Olive (Olea europaea)
- Color of the ripe fruit: Black
- Also called: Redounan, Cayanne, Plant d'Aups
- Origin: France
- Notable regions: Var
- Hazards: Olive fruit fly, Prays oleae, Saissetia oleae, salinity
- Use: Oil and table
- Oil content: High
- Fertility: Self-fertile
- Growth form: Spreading
- Leaf: Elliptic-lanceolate
- Weight: Medium
- Shape: Ovoid
- Symmetry: Slightly asymmetrical

= Bouteillan =

Olive cultivar

The Bouteillan is a cultivar of olives grown primarily in Provence. Originally from the town of Aups in the Var département, it is today grown also in Australia and the United States. It is mostly used for the production of oil. The Bouteillan is vulnerable to certain pests, but has a good resistance to cold.

==Extent==
The Bouteillan is originally from the town of Aups in southern France. It is today grown primarily in the region of Var in Provence. It can also be found in Egypt, and as far away as Australia and the United States.

==Synonyms==
The cultivar has several different local name varieties: Benesage, Redounan, Cayanne, Plant d'Aups and Plant de Salernes.

==Characteristics==
It is a cultivar of medium-to-weak vigour, with a spreading growth form, and elliptic-lanceolate leaves of medium length and width. The olives are of medium weight, and ovoid, slightly asymmetrical in shape. The stone is rounded at both ends, with a rough surface and a mucro.

Depending on the region, this cultivar is picked from the end of October until New Year. When fully mature, the colour of the fruit is Burgundy. The olive is clingstone – the stone clings to the flesh.

==Processing==
Descriptions of the Bouteillan vary between a dual-use cultivar and a pure oil cultivar. Though it can be eaten, it is in reality mainly used for extraction of oil. The yield depends to a large extent on the date of harvest, and goes from about 15% to as much as 25%. The taste of the oil, if the fruit is harvested early, is strong and herbal. With a later harvest the taste becomes more fruity, reminiscent of ripe pears.

==Agronomy==
It is considered a highly productive cultivar, and shows little tendency towards biennial bearing, (i.e. that a good yield is followed by a weaker one the next year) a common problem in many other olive cultivars. It requires light but frequent pruning and irrigation.
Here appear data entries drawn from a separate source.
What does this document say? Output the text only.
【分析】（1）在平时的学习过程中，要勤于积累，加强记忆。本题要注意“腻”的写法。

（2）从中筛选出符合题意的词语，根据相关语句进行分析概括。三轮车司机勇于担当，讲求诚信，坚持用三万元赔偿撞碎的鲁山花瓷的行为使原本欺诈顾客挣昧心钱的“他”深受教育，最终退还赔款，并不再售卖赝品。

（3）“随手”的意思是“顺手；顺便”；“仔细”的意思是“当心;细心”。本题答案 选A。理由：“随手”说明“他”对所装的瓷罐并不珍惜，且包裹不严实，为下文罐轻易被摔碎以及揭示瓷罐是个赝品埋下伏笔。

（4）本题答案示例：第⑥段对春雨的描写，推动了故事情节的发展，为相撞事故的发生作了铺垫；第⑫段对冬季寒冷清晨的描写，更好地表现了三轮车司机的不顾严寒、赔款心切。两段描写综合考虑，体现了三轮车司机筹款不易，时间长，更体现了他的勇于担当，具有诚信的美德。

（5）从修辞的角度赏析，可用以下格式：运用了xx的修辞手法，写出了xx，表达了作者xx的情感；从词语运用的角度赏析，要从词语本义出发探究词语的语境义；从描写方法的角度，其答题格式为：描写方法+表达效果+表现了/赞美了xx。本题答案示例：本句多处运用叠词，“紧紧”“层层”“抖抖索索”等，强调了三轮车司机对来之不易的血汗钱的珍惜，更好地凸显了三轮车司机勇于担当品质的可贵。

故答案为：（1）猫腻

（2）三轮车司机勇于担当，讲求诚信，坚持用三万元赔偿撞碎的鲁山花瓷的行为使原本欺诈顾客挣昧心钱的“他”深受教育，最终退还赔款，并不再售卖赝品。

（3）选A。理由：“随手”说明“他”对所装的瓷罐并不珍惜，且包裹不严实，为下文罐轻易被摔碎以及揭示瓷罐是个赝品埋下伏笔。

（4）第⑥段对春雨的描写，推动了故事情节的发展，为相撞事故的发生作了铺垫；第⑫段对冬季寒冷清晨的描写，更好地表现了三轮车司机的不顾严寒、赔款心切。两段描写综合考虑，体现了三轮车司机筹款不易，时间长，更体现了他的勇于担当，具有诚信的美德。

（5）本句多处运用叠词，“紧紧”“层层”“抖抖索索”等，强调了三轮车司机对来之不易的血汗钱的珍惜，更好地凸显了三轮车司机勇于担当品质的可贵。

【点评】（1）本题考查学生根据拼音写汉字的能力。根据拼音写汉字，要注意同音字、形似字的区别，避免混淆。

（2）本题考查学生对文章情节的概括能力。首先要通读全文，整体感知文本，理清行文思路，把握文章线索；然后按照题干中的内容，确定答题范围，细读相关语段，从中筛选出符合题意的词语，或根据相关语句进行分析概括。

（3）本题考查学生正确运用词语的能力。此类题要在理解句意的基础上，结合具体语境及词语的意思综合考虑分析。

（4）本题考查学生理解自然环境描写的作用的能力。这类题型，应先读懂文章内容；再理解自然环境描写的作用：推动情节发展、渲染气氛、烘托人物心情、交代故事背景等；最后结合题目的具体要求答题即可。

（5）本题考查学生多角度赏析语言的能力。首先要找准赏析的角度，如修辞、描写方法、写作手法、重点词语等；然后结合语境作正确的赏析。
The Bouteillan is self-fertile, but it can still benefit from the presence of certain other pollinators. Among the olive cultivars used for pollination are the Picholine, Corniale and Grossane.

It is vulnerable to certain biological pests, in particular the Bactrocera oleae (Olive fruit fly), Prays oleae and Saissetia oleae. It is also sensitive to soil salinity, but has a high resistance to cold.